— Тебе нравится, что твою жену бьют, кому захочется?
Он посмотрел на нее с таким отвращением, что она, замолкнув, поспешила к дому. Он снова повернулся к матери, помог ей встать на ноги и, шепча утешительные слова, стал счищать грязь с ее одежды.
Анас и Бишр спрятались на кухне, забившись под стол. Но она даже не остановилась, чтобы успокоить детей, а пошла наверх, в ванную комнату.

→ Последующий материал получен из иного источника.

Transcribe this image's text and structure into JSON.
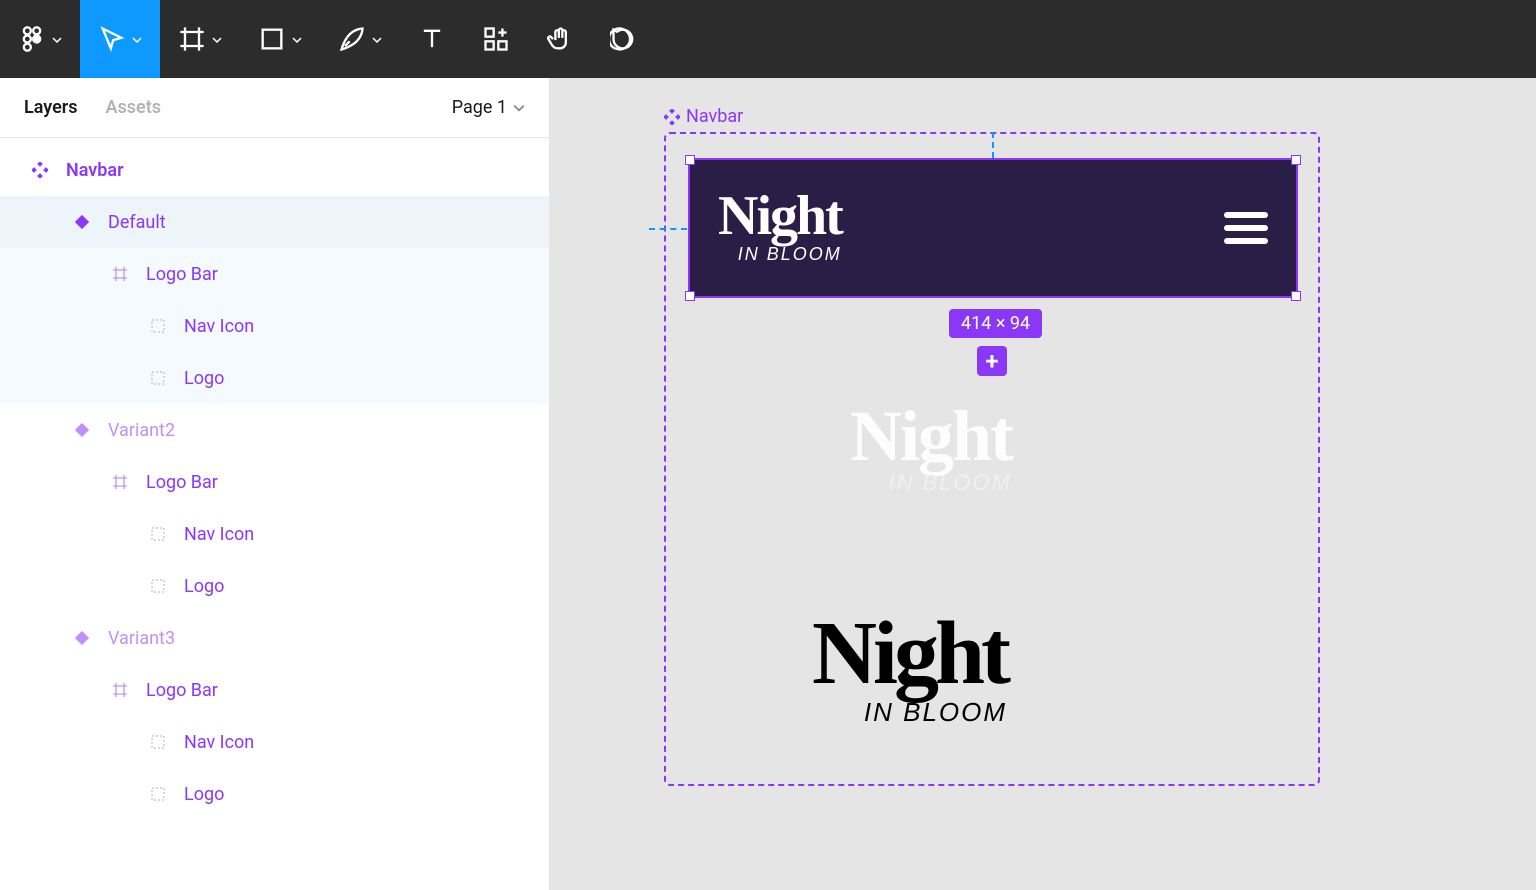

Руки у нее дрожали, она еле держалась на ногах. Мокрая от пота одежда прилипла к телу, во все складки набилась земля, а сок спелых томатов, растекшийся по ткани, походил на пятна крови. Глянув на себя в зеркало, она ужаснулась при виде своего лица; волосы, в которых запутались паутина, гусеницы и листья, выглядели хуже, чем у вечно немытых цыганок.
Ее утешало сознание, что правда на ее стороне. Что бы она ни делала, она всегда права.
Юмн умылась, вытерла полотенцем лицо и снова посмотрелась в зеркало. След от пощечины Вардах стал почти незаметен. Тогда она несколько раз ударила себя по щеке, с силой сжала кожу между ладоней, пока щека снова не стала красной.
После этого она пошла в спальню. Проходя по коридору, она слушала доносившиеся снизу голоса Муханнада и его матери. В голосе Вардах слышались обманчивые нотки рабски преданной женщины: таким голосом она обычно говорила с сыном и мужем. Голос Муханнада… Юмн напряженно вслушивалась. Он говорил так, как никогда не разговаривал с ней, даже в самые интимные минуты, когда они в первый раз вместе смотрели на своего сына. Она нахмурилась.
Ей удалось расслышать несколько слов: амми-джан… никогда не повторится… не намеренно… жара… извинится и отслужит тебе.
Извинится? Отслужит? Юмн, негодуя, прошла по коридору в ванную. Она так яростно хлопнула дверью, что стекла зазвенели в рамах. Пусть попробуют заставить извиниться! Она снова стала бить себя по лицу. Расцарапала ногтями щеку, пока не показалась кровь. Он увидит, как любимая мамаша обращается с его женой.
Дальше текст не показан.